The Senate Committee on Local Content convened its inaugural interactive session with the leadership of the Nigerian Content Development and Monitoring Board (NCDMB) in Abuja on Wednesday. During the meeting, the committee, chaired by Senator Natasha Akpoti-Uduaghan, pledged to collaborate with the NCDMB to advance the implementation of local content in the oil and gas industry and related sectors.

Senator Akpoti-Uduaghan assured the Board of the committee’s commitment to effective collaboration and underscored the importance of deepening the implementation of the Nigerian Oil and Gas Industry Content Development (NOGICD) Act. She emphasized the need to address unemployment and stimulate economic growth by leveraging activities in the oil industry to catalyze other sectors.
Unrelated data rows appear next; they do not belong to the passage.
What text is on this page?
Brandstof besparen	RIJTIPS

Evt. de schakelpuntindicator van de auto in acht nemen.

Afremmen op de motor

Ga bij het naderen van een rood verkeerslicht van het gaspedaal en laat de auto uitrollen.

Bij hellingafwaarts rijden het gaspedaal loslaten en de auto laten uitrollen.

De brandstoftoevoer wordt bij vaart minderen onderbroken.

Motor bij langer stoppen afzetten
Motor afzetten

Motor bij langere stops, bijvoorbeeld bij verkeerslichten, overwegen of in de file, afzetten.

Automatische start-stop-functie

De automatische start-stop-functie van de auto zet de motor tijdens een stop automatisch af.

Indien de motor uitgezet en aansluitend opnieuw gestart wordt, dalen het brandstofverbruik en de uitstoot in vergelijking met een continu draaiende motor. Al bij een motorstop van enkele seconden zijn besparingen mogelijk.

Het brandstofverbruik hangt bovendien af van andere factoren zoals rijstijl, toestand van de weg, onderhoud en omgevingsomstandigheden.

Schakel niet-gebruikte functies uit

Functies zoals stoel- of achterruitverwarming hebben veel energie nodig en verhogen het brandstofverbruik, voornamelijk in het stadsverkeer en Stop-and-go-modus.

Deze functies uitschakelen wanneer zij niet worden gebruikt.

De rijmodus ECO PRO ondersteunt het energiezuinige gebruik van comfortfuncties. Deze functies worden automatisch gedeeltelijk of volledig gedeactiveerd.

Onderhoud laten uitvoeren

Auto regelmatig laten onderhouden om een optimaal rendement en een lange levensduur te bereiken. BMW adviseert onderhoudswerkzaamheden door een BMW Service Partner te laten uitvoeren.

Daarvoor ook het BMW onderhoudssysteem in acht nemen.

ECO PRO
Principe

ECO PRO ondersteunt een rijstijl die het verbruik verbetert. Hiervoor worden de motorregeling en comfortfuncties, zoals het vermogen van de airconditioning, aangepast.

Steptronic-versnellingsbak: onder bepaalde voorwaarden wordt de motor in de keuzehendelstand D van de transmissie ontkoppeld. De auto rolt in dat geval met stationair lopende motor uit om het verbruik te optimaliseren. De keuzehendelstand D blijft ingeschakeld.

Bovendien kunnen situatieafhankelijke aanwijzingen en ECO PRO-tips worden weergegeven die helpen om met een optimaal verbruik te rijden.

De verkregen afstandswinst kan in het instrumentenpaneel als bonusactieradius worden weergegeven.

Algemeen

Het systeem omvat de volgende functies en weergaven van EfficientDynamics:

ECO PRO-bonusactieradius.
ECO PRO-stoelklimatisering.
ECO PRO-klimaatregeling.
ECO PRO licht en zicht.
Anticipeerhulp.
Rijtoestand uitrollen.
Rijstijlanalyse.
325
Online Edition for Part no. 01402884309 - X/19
Key requests made by the committee included performance reports on the implementation of the NOGICD Act, particularly in areas such as third-party investments, capacity building programs, expatriate quota management, and research and development. Additionally, the committee sought recommendations for sections of the Act that may require amendments.

Concerns were raised about the status of the Nigerian Content Development Fund (NCDF) and the performance of the Nigerian Content Intervention Fund (NCI Fund). The Committee Chair criticized international oil companies (IOCs) operating in Nigeria for not investing in the petrochemical sub-sector and associated manufacturing activities. She announced plans to invite IOCs and relevant government agencies to address the need for tangible contributions to the Nigerian economy beyond crude oil extraction.

In response, Engr. Felix Omatsola Ogbe, the Executive Secretary of NCDMB, expressed gratitude for the cooperative approach adopted by the committee. He pledged the Board’s commitment to providing requested documentation and effective partnership to achieve the committee’s mandate and that of the Board.

Engr. Ogbe highlighted the Board’s performance, noting that the Nigerian Content level for 2022 and 2023 stood at 54%, progressing toward the 70% target for 2027 as outlined in the Nigerian Content roadmap. Regarding the IOCs’ operational models, he explained that while most international oil conglomerates have downstream subsidiaries investing in petrochemical and linkage sub-sectors, many operating companies in Nigeria lack such subsidiaries.

The Director of Finance and Personnel Management, Dr. Obinna Ofili, clarified the performance of the NCI Fund and NCDF. He highlighted that the NCI Fund, managed by the Bank of Industry, has been successful, with $300 million deposited and $330 million loaned out to 70 qualified oil and gas companies. Another $50 million fund, domiciled with the Nigerian Export-Import Bank, supports working capital, capacity building, and Women in Oil and Gas initiatives.

Dr. Ofili encouraged serious-minded women entrepreneurs in the oil and gas industry to access the Women in Oil and Gas fund to make a meaningful impact on the economy. He asserted that the NCI Fund is the most successful fund scheme in the country, citing beneficiary testimonials and the fund’s growth.

On the proposed amendment of the NOGICD Act, the Director of Monitoring and Evaluation, Mr. Abdulmalik Halilu, assured the committee that the Board would submit a compendium of recommended amendments to serve as a reference for further discussions.